In the automotive industry, the rush is now on to combine GPS receivers with portable computers and digitized road atlases, producing a compact navigation unit that can be installed in car dashboards. GM’s system enables a driver to enter details of his desired destination—either the exact address, the closest intersection or a nearby landmark—using a cursor and a small display screen. The computer then works out the most efficient route, guiding the driver with bold color graphics and voice prompts that indicate each approaching turn. If a turn is missed, or cannot be taken because of road construction work or traffic congestion, the system can reroute the journey at the touch of a key.
At the moment, two major obstacles stand in the way of the widespread introduction of in-car navigation systems. One is cost: GM’s unit will sell for about $2,800, although company officials say the price could eventually drop to a quarter of that. The other problem is the availability of computerized mapping data.
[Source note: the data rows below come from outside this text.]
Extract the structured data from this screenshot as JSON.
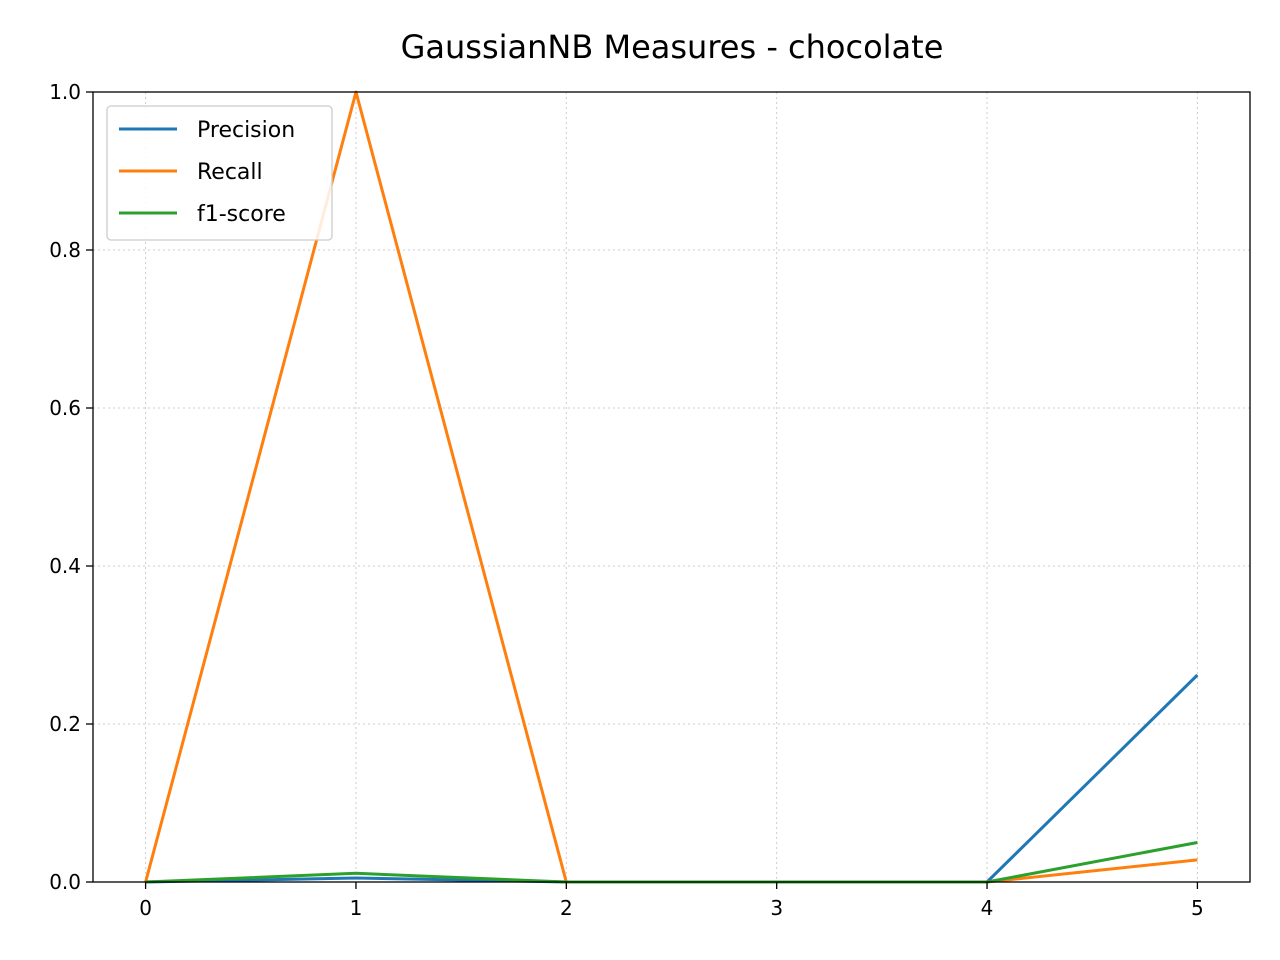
{
  "chart_data": {
    "type": "line",
    "title": "GaussianNB Measures - chocolate",
    "xlabel": "",
    "ylabel": "",
    "x": [
      0,
      1,
      2,
      3,
      4,
      5
    ],
    "xticks": [
      "0",
      "1",
      "2",
      "3",
      "4",
      "5"
    ],
    "yticks": [
      "0.0",
      "0.2",
      "0.4",
      "0.6",
      "0.8",
      "1.0"
    ],
    "xlim": [
      -0.25,
      5.25
    ],
    "ylim": [
      0,
      1
    ],
    "grid": true,
    "legend_position": "upper-left",
    "series": [
      {
        "name": "Precision",
        "color": "#1f77b4",
        "values": [
          0,
          0.005,
          0,
          0,
          0,
          0.262
        ]
      },
      {
        "name": "Recall",
        "color": "#ff7f0e",
        "values": [
          0,
          1.0,
          0,
          0,
          0,
          0.028
        ]
      },
      {
        "name": "f1-score",
        "color": "#2ca02c",
        "values": [
          0,
          0.011,
          0,
          0,
          0,
          0.05
        ]
      }
    ]
  }
}
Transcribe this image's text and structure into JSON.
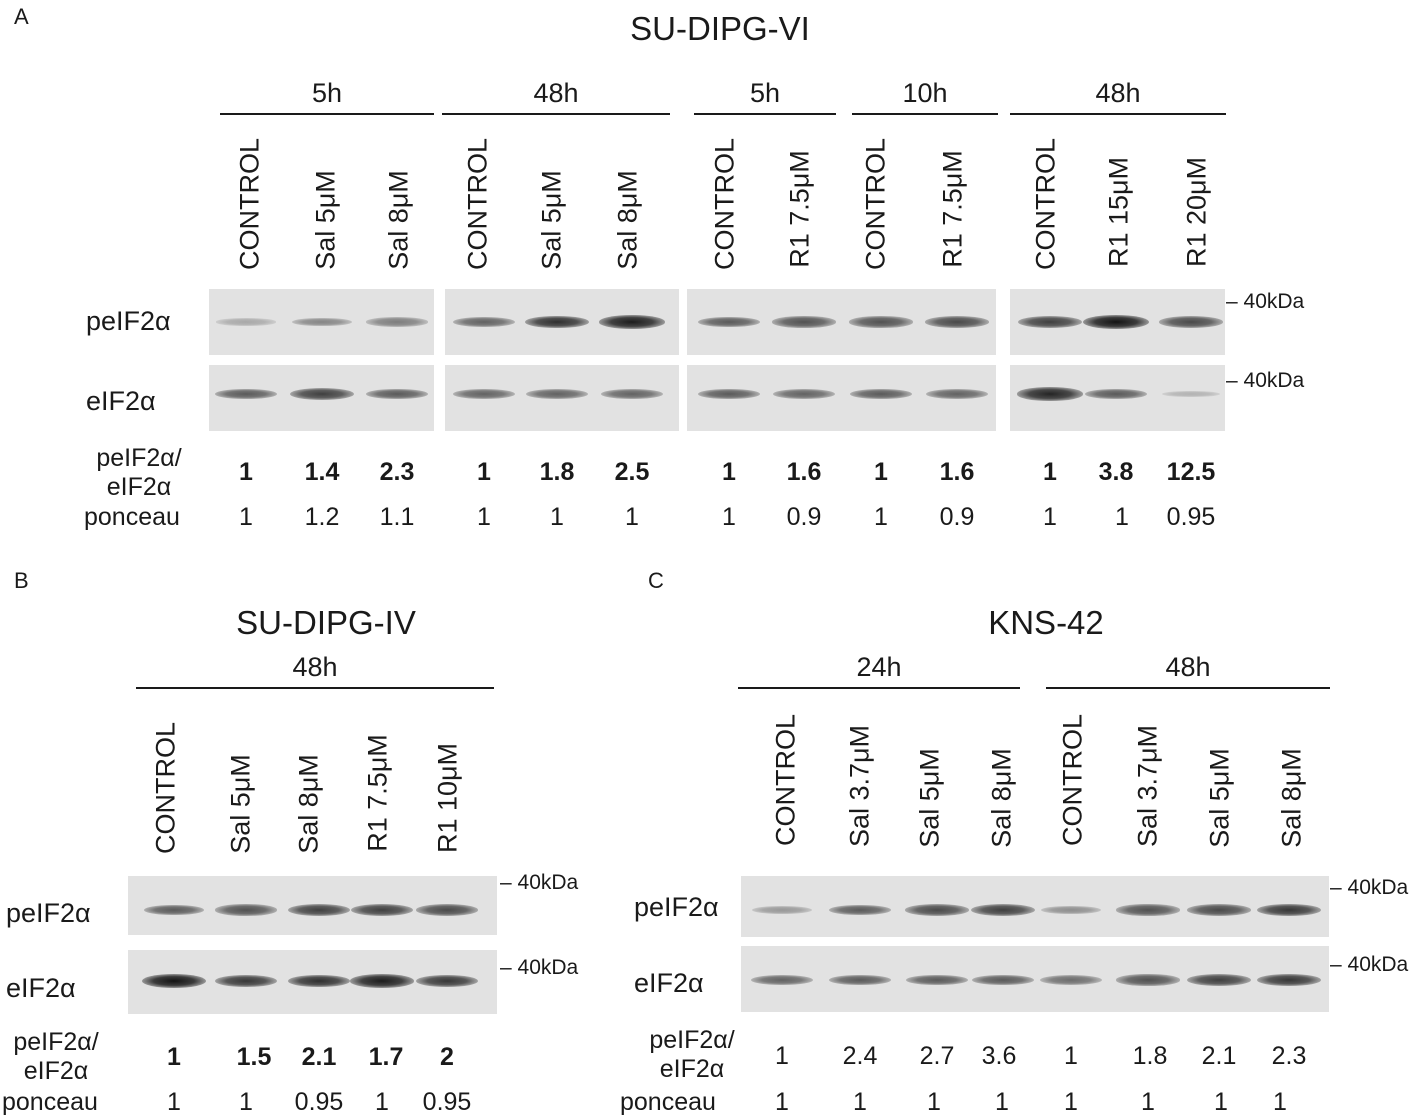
{
  "panels": [
    {
      "letter": "A",
      "title": "SU-DIPG-VI",
      "groups": [
        "5h",
        "48h",
        "5h",
        "10h",
        "48h"
      ],
      "lanes": [
        "CONTROL",
        "Sal 5μM",
        "Sal 8μM",
        "CONTROL",
        "Sal 5μM",
        "Sal 8μM",
        "CONTROL",
        "R1 7.5μM",
        "CONTROL",
        "R1 7.5μM",
        "CONTROL",
        "R1 15μM",
        "R1 20μM"
      ],
      "row_labels": {
        "p": "peIF2α",
        "t": "eIF2α",
        "ratio_top": "peIF2α/",
        "ratio_bottom": "eIF2α",
        "ponceau": "ponceau"
      },
      "marker": "40kDa",
      "ratio": [
        "1",
        "1.4",
        "2.3",
        "1",
        "1.8",
        "2.5",
        "1",
        "1.6",
        "1",
        "1.6",
        "1",
        "3.8",
        "12.5"
      ],
      "ponceau": [
        "1",
        "1.2",
        "1.1",
        "1",
        "1",
        "1",
        "1",
        "0.9",
        "1",
        "0.9",
        "1",
        "1",
        "0.95"
      ],
      "p_intensity": [
        0.15,
        0.35,
        0.4,
        0.55,
        0.85,
        0.95,
        0.6,
        0.65,
        0.65,
        0.7,
        0.75,
        1.0,
        0.7
      ],
      "t_intensity": [
        0.6,
        0.75,
        0.6,
        0.55,
        0.55,
        0.55,
        0.6,
        0.55,
        0.6,
        0.55,
        0.9,
        0.6,
        0.1
      ]
    },
    {
      "letter": "B",
      "title": "SU-DIPG-IV",
      "groups": [
        "48h"
      ],
      "lanes": [
        "CONTROL",
        "Sal 5μM",
        "Sal 8μM",
        "R1 7.5μM",
        "R1 10μM"
      ],
      "row_labels": {
        "p": "peIF2α",
        "t": "eIF2α",
        "ratio_top": "peIF2α/",
        "ratio_bottom": "eIF2α",
        "ponceau": "ponceau"
      },
      "marker": "40kDa",
      "ratio": [
        "1",
        "1.5",
        "2.1",
        "1.7",
        "2"
      ],
      "ponceau": [
        "1",
        "1",
        "0.95",
        "1",
        "0.95"
      ],
      "p_intensity": [
        0.6,
        0.65,
        0.75,
        0.75,
        0.7
      ],
      "t_intensity": [
        1.0,
        0.8,
        0.85,
        0.95,
        0.8
      ]
    },
    {
      "letter": "C",
      "title": "KNS-42",
      "groups": [
        "24h",
        "48h"
      ],
      "lanes": [
        "CONTROL",
        "Sal 3.7μM",
        "Sal 5μM",
        "Sal 8μM",
        "CONTROL",
        "Sal 3.7μM",
        "Sal 5μM",
        "Sal 8μM"
      ],
      "row_labels": {
        "p": "peIF2α",
        "t": "eIF2α",
        "ratio_top": "peIF2α/",
        "ratio_bottom": "eIF2α",
        "ponceau": "ponceau"
      },
      "marker": "40kDa",
      "ratio": [
        "1",
        "2.4",
        "2.7",
        "3.6",
        "1",
        "1.8",
        "2.1",
        "2.3"
      ],
      "ponceau": [
        "1",
        "1",
        "1",
        "1",
        "1",
        "1",
        "1",
        "1"
      ],
      "p_intensity": [
        0.25,
        0.6,
        0.7,
        0.75,
        0.3,
        0.65,
        0.7,
        0.8
      ],
      "t_intensity": [
        0.55,
        0.6,
        0.6,
        0.6,
        0.5,
        0.65,
        0.75,
        0.8
      ]
    }
  ]
}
For strategic purposes, the U.S. military has produced detailed building-by-building digital maps of most large American cities, and is making that information available for civilian use. But in Canada, the task has been left to private industry. “Right now, we’re just waiting for the infrastructure to be in place,” says John Healy, manager of domestic product engineering for General Motors of Canada Ltd. in Oshawa, Ont. He adds that digital maps for the Toronto area should be available by 1995 or 1996, with other areas of the country to follow. ‘We think that if the price is attractive—about the same as a high-end car stereo—this kind of system could eventually find its way into 15 or 20 per cent of the vehicles on the road.”
But already, there is competition from a cheaper ($700), less sophisticated navigation system that does not use GPS. Known as Audio-Nav, the system consists of a car’s CD player, a microphone mounted near the driver and a computer processor about the size of a paperback book. The driver inserts a navigation disc into the CD player, activates the controller with the verbal command "Wake up,” and then spells out his current location and destination (a voice-recognition system adjusts for a wide range of regional accents). A CD voice then announces the distance and estimated time for the trip, and guides the driver with verbal commands at each turning point. We think this does almost everything that GPS does, at a much lower cost,” says Abe Fuks, manager of sales and marketing for Amerigon Inc. of Monrovia, Calif., the company that developed AudioNav. Whether they opt for that system or one of the satellite-sensing versions, motorists in the future are going to have to get used to being told where to go.